Weitere häufige Asthma-Trigger sind Reizstoffe wie Smog, Ozon und Tabakrauch. Bei einigen Menschen provozieren Medikamente die Beschwerden. Am bekanntesten ist dies bei Schmerzmitteln wie der Acetylsalicylsäure (ASS).
Häufige Auslöser und Trigger
- Allergene wie Pollen oder Tierhaare
- Kalte Luft
- Körperliche Belastung
- Reizstoffe, mit denen Betroffene meist berufsbedingt in Berührung kommen
- Medikamente, wie Acetylsalicylsäure (ASS) und Betablocker
- Umweltgifte, wie Smog, Ozon oder Tabakrauch
Asthma erkennen
Typisch für Asthma sind Husten, Atemgeräusche und Kurzatmigkeit sowie Anfälle mit akuter Luftnot, die oft von Unruhe und Angst begleitet werden. Die Atemnot ist für die Betroffenen am schlimmsten. Sie haben das Gefühl, ersticken zu müssen.
Die meisten Menschen mit Asthma leiden unter chronischem Husten (meist in Verbindung mit Kurzatmigkeit), der vor allem in den frühen Morgenstunden auftritt. Häufige Schlafunterbrechungen führen tagsüber zu Müdigkeit, Leistungsminderung und Konzentrationsschwäche. Anhaltender Husten ist oft das erste Symptom, mit dem sich Asthma bemerkbar macht. Der Verdacht auf Asthma ergibt sich häufig schon aus der Krankheitsgeschichte.

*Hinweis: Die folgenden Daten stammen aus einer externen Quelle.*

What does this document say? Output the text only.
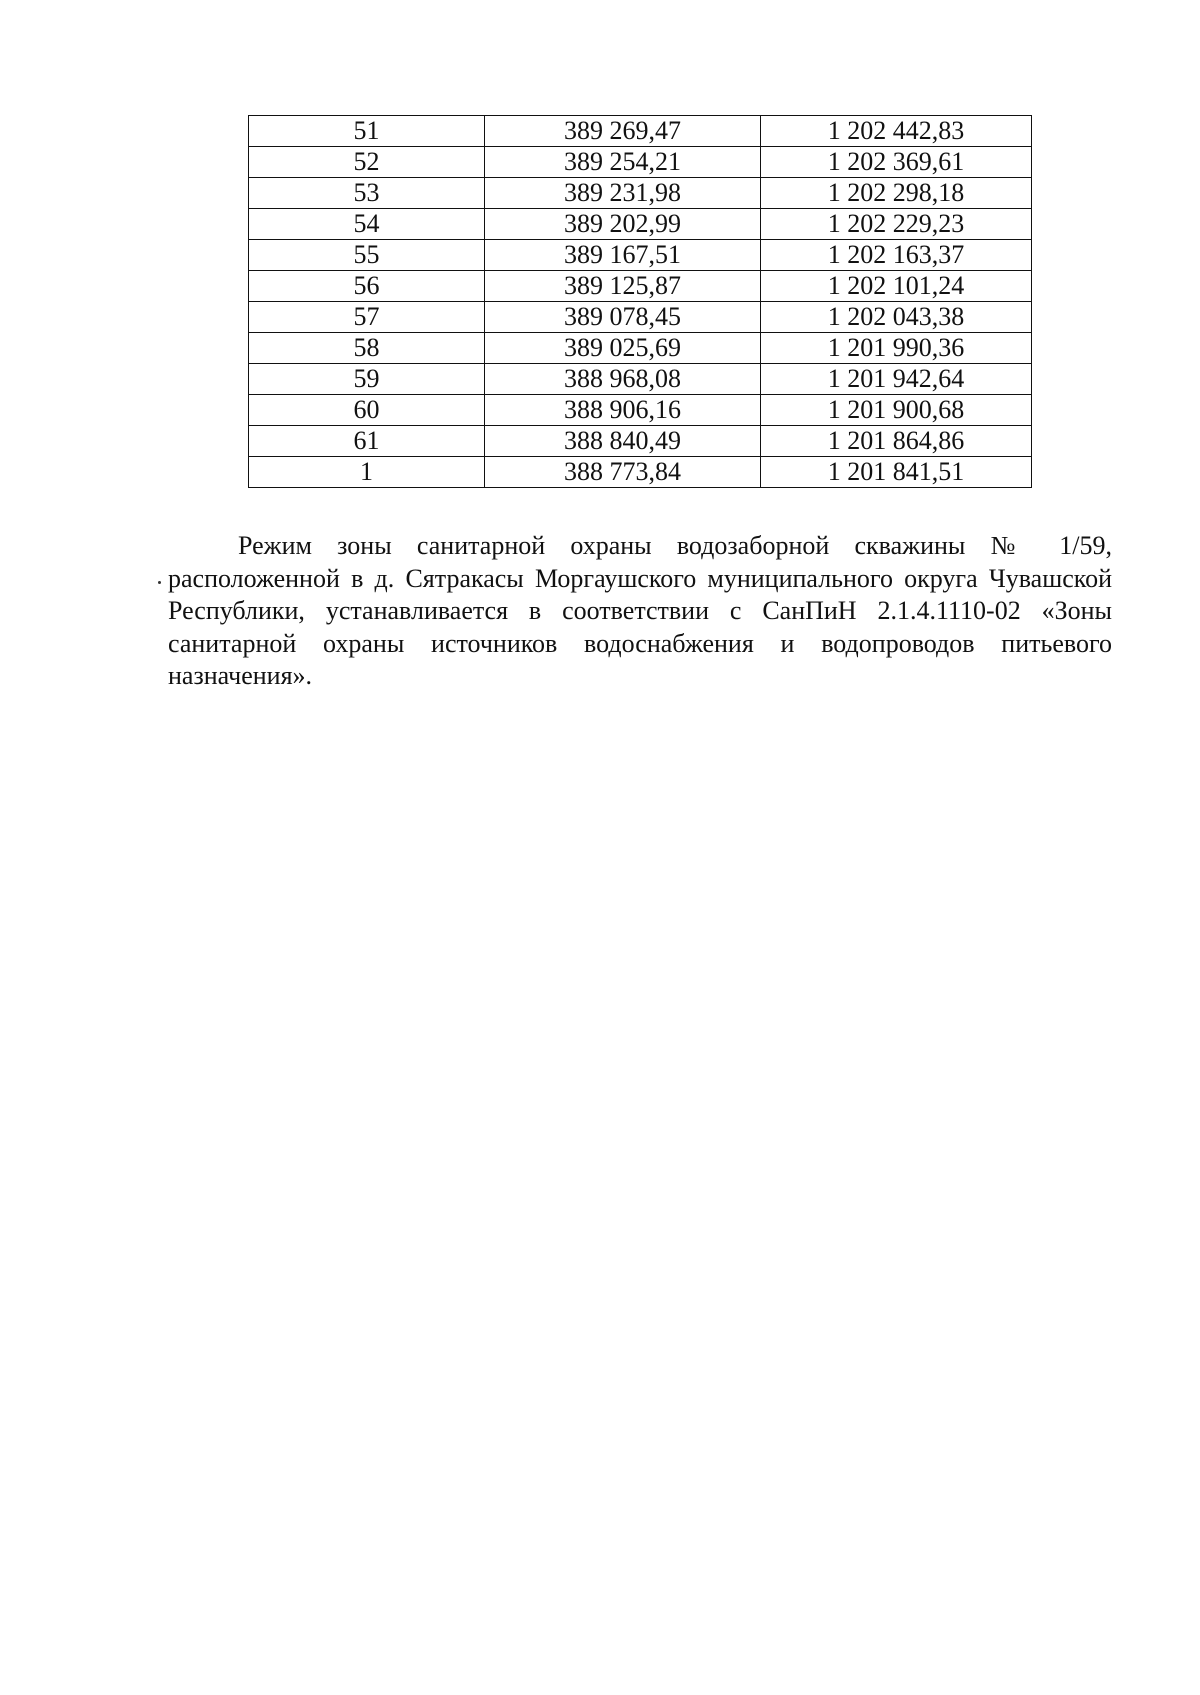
51	389 269,47	1 202 442,83
52	389 254,21	1 202 369,61
53	389 231,98	1 202 298,18
54	389 202,99	1 202 229,23
55	389 167,51	1 202 163,37
56	389 125,87	1 202 101,24
57	389 078,45	1 202 043,38
58	389 025,69	1 201 990,36
59	388 968,08	1 201 942,64
60	388 906,16	1 201 900,68
61	388 840,49	1 201 864,86
1	388 773,84	1 201 841,51

Режим зоны санитарной охраны водозаборной скважины № 1/59, расположенной в д. Сятракасы Моргаушского муниципального округа Чувашской Республики, устанавливается в соответствии с СанПиН 2.1.4.1110-02 «Зоны санитарной охраны источников водоснабжения и водопроводов питьевого назначения».
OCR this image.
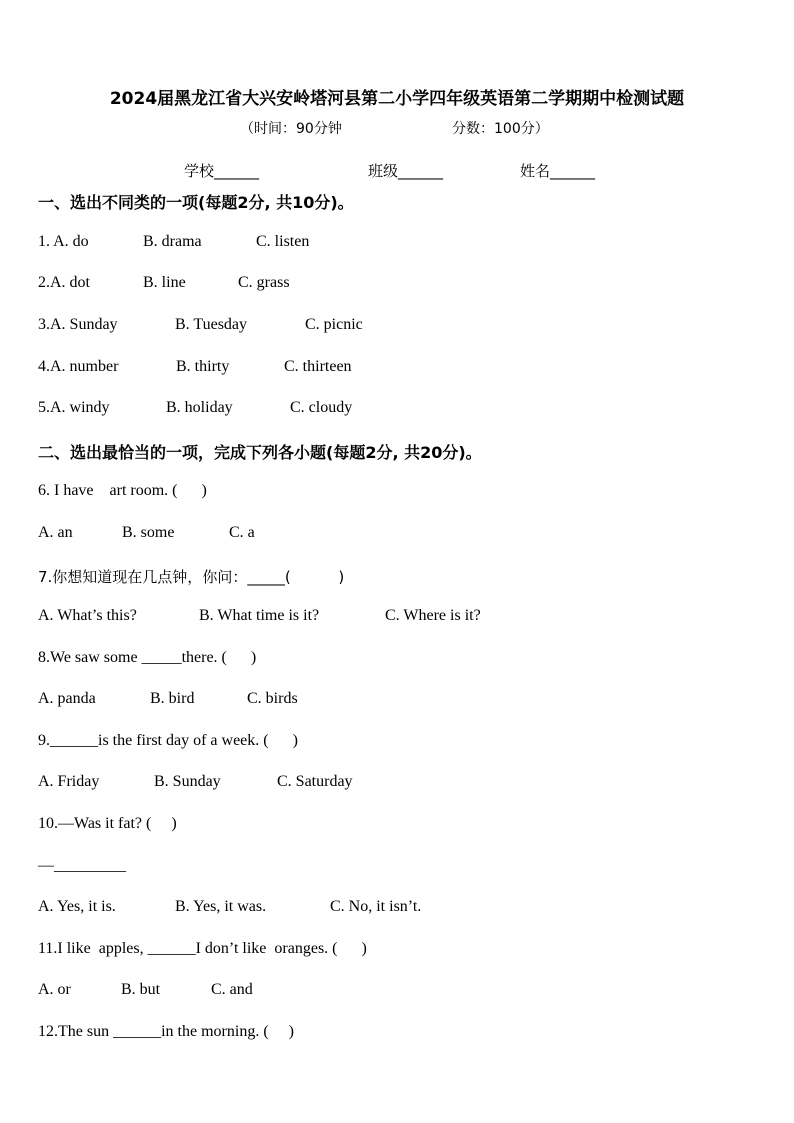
2024届黑龙江省大兴安岭塔河县第二小学四年级英语第二学期期中检测试题
（时间：90分钟	分数：100分）
学校______	班级______	姓名______
一、选出不同类的一项(每题2分, 共10分)。
1. A. do	B. drama	C. listen
2.A. dot	B. line	C. grass
3.A. Sunday	B. Tuesday	C. picnic
4.A. number	B. thirty	C. thirteen
5.A. windy	B. holiday	C. cloudy
二、选出最恰当的一项，完成下列各小题(每题2分, 共20分)。
6. I have    art room. (      )
A. an	B. some	C. a
7.你想知道现在几点钟，你问：_____(          )
A. What’s this?	B. What time is it?	C. Where is it?
8.We saw some _____there. (      )
A. panda	B. bird	C. birds
9.______is the first day of a week. (      )
A. Friday	B. Sunday	C. Saturday
10.—Was it fat? (     )
—_________
A. Yes, it is.	B. Yes, it was.	C. No, it isn’t.
11.I like  apples, ______I don’t like  oranges. (      )
A. or	B. but	C. and
12.The sun ______in the morning. (     )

In der Regel führt der Arzt Allergietests durch. Zur Diagnose von Asthma ist die Lungenfunktionsprüfung (Spirometrie) eine wichtige Untersuchung, da sie Aufschluss über eine mögliche Verengung der Atemwege gibt. Ein wichtiger Messwert ist der Peak-Flow. Er gibt an, mit welcher Geschwindigkeit die Luft aus der Lunge geblasen wird. Bei Asthma ist der Peak-Flow-Wert wegen der Verengung der Atemwege erniedrigt. Die Peak-Flow-Messung zeigt an, ob alles im „grünen Bereich“ ist, oder ob sich das Asthma verschlimmert.